Several initiatives by the government have ensured that citizens do not bear the brunt of price increases. Naysayers want to ignore this.

The Narendra Modi government has been taking various measures to protect Indian consumers from international oil and gas price volatility. Despite a staggering increase of 228 per cent in international gas prices between January 2021 and February 2023, the increase in CNG prices in India has been restricted to 83 per cent — only about a third of the global increase. Politically motivated naysayers, in their haste to criticise rising prices, fail to see how well India has done to shield its citizens from extreme price volatility in comparison to other major economies.

Farsighted governance through proactive measures such as increasing domestic Administered Price Mechanism (APM) gas allocation and diverting gas from non-priority sectors to transport and domestic segments has made this possible.
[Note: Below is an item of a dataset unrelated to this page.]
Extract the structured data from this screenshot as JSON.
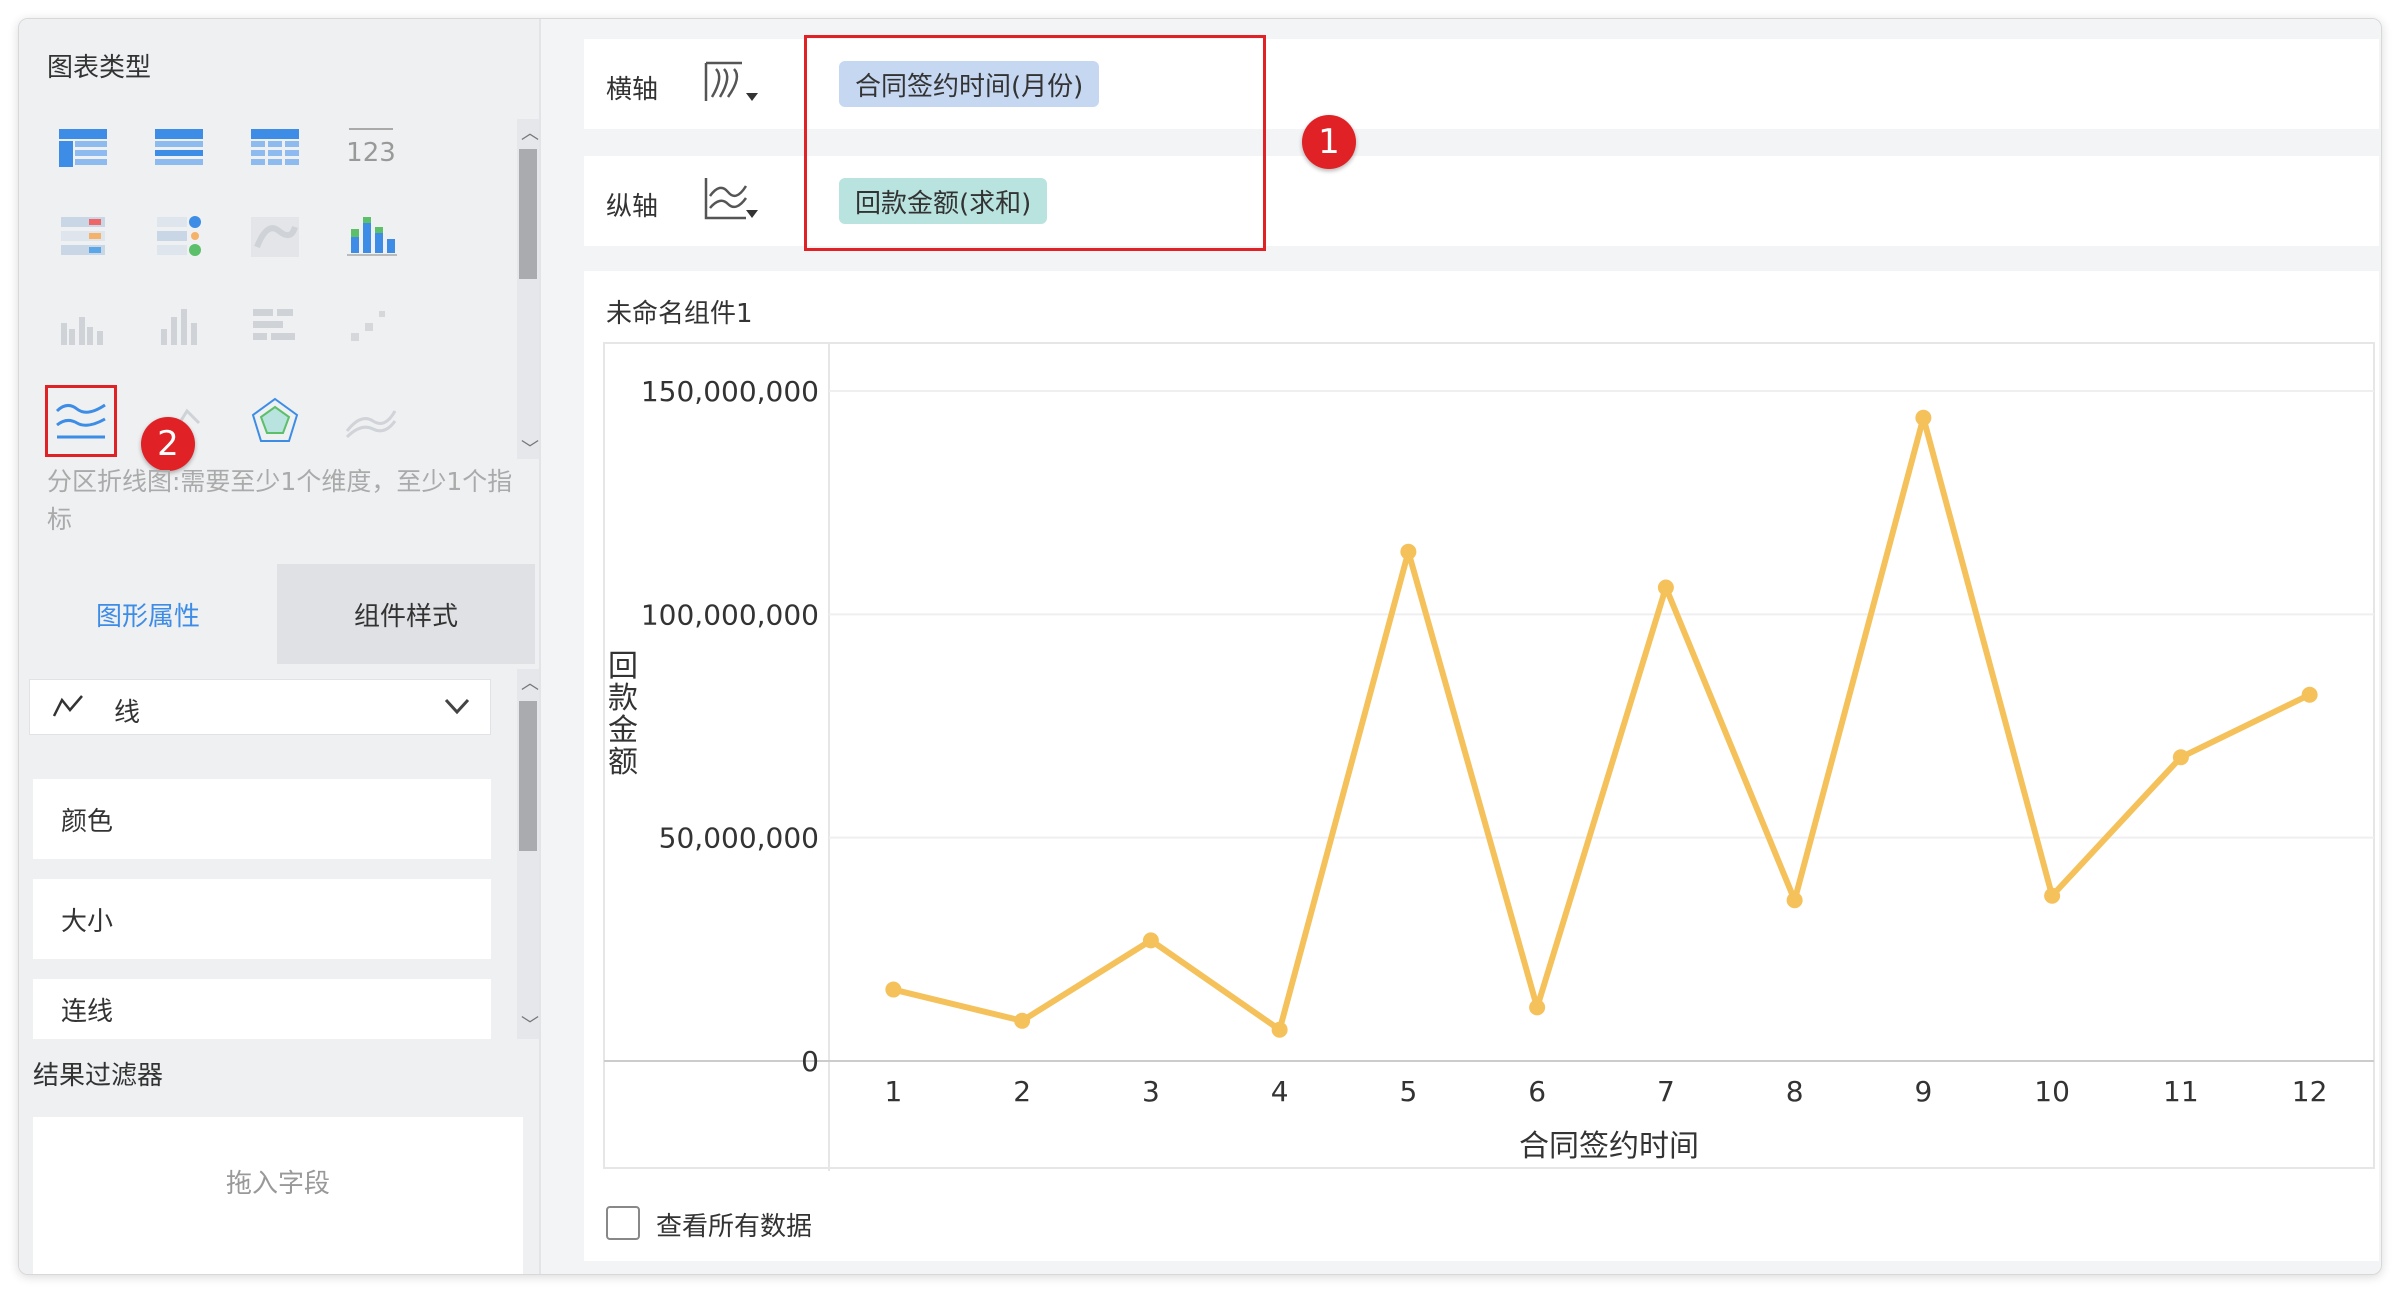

The recent Cabinet decision to approve a series of critical APM gas pricing reforms will further advance this objective. These reforms achieve two major goals: First, to protect Indians from extreme price volatility and to provide clarity for planned capex investments in gas-based sectors; second, to promote more innovation and investments in exploration and production (E&P).

The need for this set of rationalisation and reforms (R&R) arose from the limitations of the New Domestic Gas Pricing Guidelines, 2014, which, until recently, determined APM prices based on the volume-weighted average price of gas at four international hubs. The transmission of these prices came with a significant time lag (6-9 months) and contained high volatility even as two producer countries’ gas hub prices had lost their relevance in the last few years.